Most of this material is culled from this note, as well as the methods section of this thing and the appendix of this other thing. The first of these (in the introduction) cites some other papers elsewhere in astrophysics where the same formalism was independently arrived at.

Chapter 7 of Gelman et al.'s Bayesian Data Analysis (3rd ed.) is also a nice resource, although it's written for a non-astro audience.

Missing Information and Selection Effects

Goals:

Incorporate models for data selection into our toolkit
Understand when selection effects are ignorable, and when they must be accounted for

What does "missing information" mean?

In physics, we're used to the idea that we never have complete information about a system.

Trivial example: non-zero measurement errors mean that we're missing some information, namely the true value of whatever we've measured. We deal with this by incorporating that fact into our model, via the sampling distribution.

Hierachical models tend to be full of such unobservable parameters, including things like group membership.

Key messages

No data set is perfectly complete (especially in astronomy!)
It's our job to know whether that incompleteness can be ignored for the purpose of our inference
If not, we need to model it appropriately and marginalize over our ignorance

In astronomical surveys, you might hear the (historical) terms Malmquist bias and Eddington bias.

Malmquist bias: flux-limited surveys have an effective luminosity limit for detection that rises with distance (redshift). Thus, the sample of measured luminosities is not representative of the whole population.

Eddington bias refers to the effect of noise or scatter on a luminosity function, the number of sources in some population as a function of $L$.

If the true $n(L)$ is steeply decreasing, even a symmetric scatter will on average boost the number of luminous sources.

These are two particular manifestations of selection effects, which we can treat in a more general framework.

First, some terminology you might see in relevant statistics literature: censoring and truncation.

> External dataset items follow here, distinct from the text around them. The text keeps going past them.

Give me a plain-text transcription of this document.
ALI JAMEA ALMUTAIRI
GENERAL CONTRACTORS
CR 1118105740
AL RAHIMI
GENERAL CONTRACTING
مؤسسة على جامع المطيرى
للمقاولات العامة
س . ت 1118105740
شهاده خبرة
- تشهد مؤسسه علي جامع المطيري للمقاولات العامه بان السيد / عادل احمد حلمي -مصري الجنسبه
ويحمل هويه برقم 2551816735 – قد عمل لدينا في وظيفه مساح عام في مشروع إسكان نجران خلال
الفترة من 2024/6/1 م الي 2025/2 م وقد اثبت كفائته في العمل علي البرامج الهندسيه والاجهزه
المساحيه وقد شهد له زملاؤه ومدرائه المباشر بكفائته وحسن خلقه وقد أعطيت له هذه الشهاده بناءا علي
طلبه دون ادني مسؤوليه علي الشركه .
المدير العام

(These are not one-to-one with Malmquist and Eddington bias.)

Censoring: a given data point (e.g. astronomical source) is known to exist, but a relevant measurement for it is not available.

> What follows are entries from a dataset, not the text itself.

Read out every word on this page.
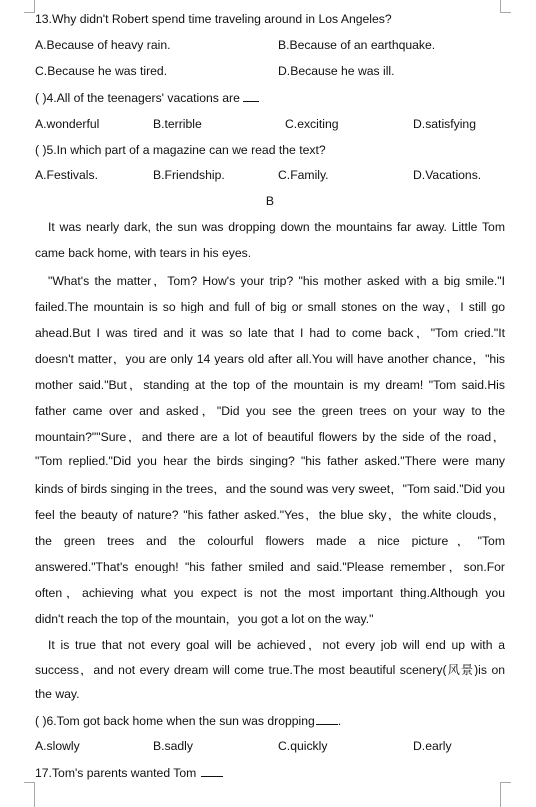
13.Why didn't Robert spend time traveling around in Los Angeles?
A.Because of heavy rain.	B.Because of an earthquake.
C.Because he was tired.	D.Because he was ill.
( )4.All of the teenagers' vacations are
A.wonderful	B.terrible	C.exciting	D.satisfying
( )5.In which part of a magazine can we read the text?
A.Festivals.	B.Friendship.	C.Family.	D.Vacations.
B
It was nearly dark, the sun was dropping down the mountains far away. Little Tom
came back home, with tears in his eyes.
"What's the matter，Tom? How's your trip? "his mother asked with a big smile."I
failed.The mountain is so high and full of big or small stones on the way，I still go
ahead.But I was tired and it was so late that I had to come back，"Tom cried."It
doesn't matter，you are only 14 years old after all.You will have another chance，"his
mother said."But，standing at the top of the mountain is my dream! "Tom said.His
father came over and asked，"Did you see the green trees on your way to the
mountain?""Sure，and there are a lot of beautiful flowers by the side of the road，
"Tom replied."Did you hear the birds singing? "his father asked."There were many
kinds of birds singing in the trees，and the sound was very sweet，"Tom said."Did you
feel the beauty of nature? "his father asked."Yes，the blue sky，the white clouds，
the green trees and the colourful flowers made a nice picture，"Tom
answered."That's enough! "his father smiled and said."Please remember，son.For
often，achieving what you expect is not the most important thing.Although you
didn't reach the top of the mountain，you got a lot on the way."
It is true that not every goal will be achieved，not every job will end up with a
success，and not every dream will come true.The most beautiful scenery(风景)is on
the way.
( )6.Tom got back home when the sun was dropping .
A.slowly	B.sadly	C.quickly	D.early
17.Tom's parents wanted Tom
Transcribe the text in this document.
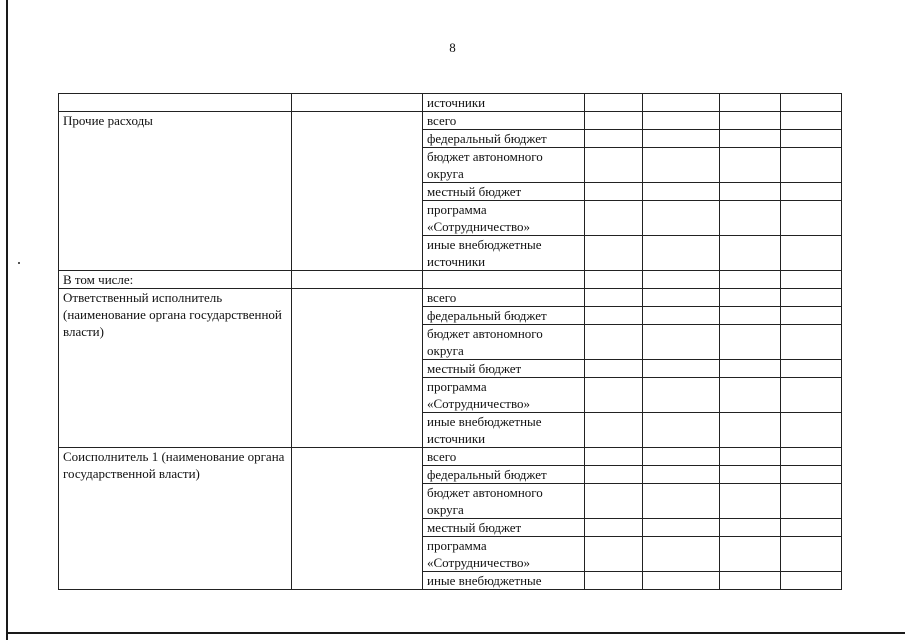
8
		источники				
Прочие расходы		всего				
		федеральный бюджет				
		бюджет автономного округа				
		местный бюджет				
		программа «Сотрудничество»				
		иные внебюджетные источники				
В том числе:						
Ответственный исполнитель (наименование органа государственной власти)		всего				
		федеральный бюджет				
		бюджет автономного округа				
		местный бюджет				
		программа «Сотрудничество»				
		иные внебюджетные источники				
Соисполнитель 1 (наименование органа государственной власти)		всего				
		федеральный бюджет				
		бюджет автономного округа				
		местный бюджет				
		программа «Сотрудничество»				
		иные внебюджетные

This refers both to completely absent measurements and upper limits/non-detections, although in principle the latter case still provides us with a sampling distribution.

Truncation: not only are measurements missing, but the total number of sources that should be in the data set is unknown.

In other words, the lack of a measurement means that we don't even know about a particular source's existence.

A concrete (albeit simplified) example

LSST will include a galaxy cluster survey, finding clusters as overdensities of red galaxies (richness). The underlying cosmological signal is their number as a function of mass. Log-richness ($y$) and log-mass ($x$) are presumed to have a linear relationship with some scatter.

Let's start by considering a complete generative model (no selection effects yet). It needs

a mass function (number of clusters as a function of $x$), with some parameters $\Omega$
a total number of clusters in the survey volume, $N$ (also a function of $\Omega$)
a richness-mass scaling relation (mean scaling and scatter), parametrized by $\theta$
true values of mass ($x$) for the $N$ clusters
true values of richness ($y$) for each cluster
measured values of $x$ and $y$ (assume independent and known sampling distributions)

Let's draw a PGM.

Here I'm anticipating that $N$ will be some Poisson variable based on $\Omega$. In the absence of selection effects, i.e. with a complete data set, we know what it is.

With some qualitatively reasonable parameter choices, here's a possible mock data set:

This is an inference you already know how to solve, given the modeling details. The likelihood is something like

$p(\hat{x},\hat{y},N|\Omega,\theta) = p(N|\Omega) \prod_{k=1}^{N} p(x_k|\Omega)\,p(y_k|x_k,\theta)\,p(\hat{y}_k|y_k)\,p(\hat{x}_k|x_k)$

Question: censoring

How would we adjust the generative model for the case that

some clusters have measurements of $y$, but not of $x$?
some clusters have measurements of $y$, but only "upper limits" on $x$?

Discuss.

Example: truncation

In practice, our sample will only include sources whose measured $\hat{y}$ exceeds some threshold for "detection".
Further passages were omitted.